I was very sad about this because my responsibility for writing to him through AdoptaPlatoon was coming to an end and I didn’t know if Doug wanted the correspondence to continue. I hoped that he did! I knew that I definitely wanted to meet him, but the distance … he would be in WASHINGTON.
So I wrote … telling him that I would miss being his AdoptaPlatoon girl, and that our writing to each other had been so much fun. He responded with similar feeling and told me that if I felt like shooting him an email when he was back in Washington, he wouldn’t mind reading it.
He made me laugh. (He always makes me laugh.) He also told me there was a possibility her would be visiting his family in Pennsylvania that Fall.
Throughout the months Doug was in Kuwait, I talked a lot about my work as a composer/playwright, my work with my writing partner, and our work in adapting Jane Austen’s novel, PRIDE AND PREJUDICE into a musical. In October 2008, a producer presented a Staged Concert Reading of our show in the Eastman Theater in Rochester, New York. It was a high profile Gala Event with Broadway performers and the Rochester Philharmonic Orchestra. I wanted Doug to be my date.
My thought was: If Doug can withstand this kind of pressure and scrutiny from my work, we will either be friends for life, or he will run screaming in the opposite direction. I needed to know.

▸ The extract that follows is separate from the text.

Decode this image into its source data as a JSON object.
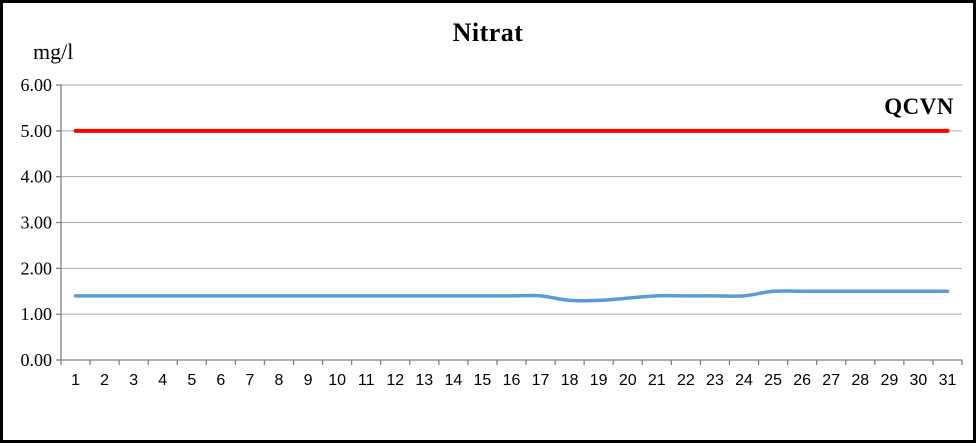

To my surprise, he accepted my invitation to come for the Gala. His acceptance increased our correspondence, and we began to instant message and talk by phone.
When he arrived at my house in October, it was instant physical attraction. Everything about being with Doug was right. During the Gala, he was wonderfully supportive and instinctively understood my needs during a very critical time with my work. He was unfazed by the glamour, and seemed to know how to help me without my having to tell him. He was awesome.
Following the Gala and during Doug’s visit with me, we knew we were in love with each other—madly, deeply, passionately. We were old enough to recognize that what was happening between us is beautiful and rare. Our meeting was a miracle of love.
We agreed to keep seeing each other and are talking about getting married now. We don’t know what will happen because we still face the issues of a long distance relationship (There are complications on both ends.), and Doug has another deployment coming up in January 2011. We do see each other one week each month, (It is very romantic.) and we talk through Yahoo Messenger and webcam every day.
Right now we just have faith in love. It is enough.
Love is enough. That is its miracle.
We both know that love was powerful enough to bring us together through our words. And if love can do THAT, then love has the power to keep us together.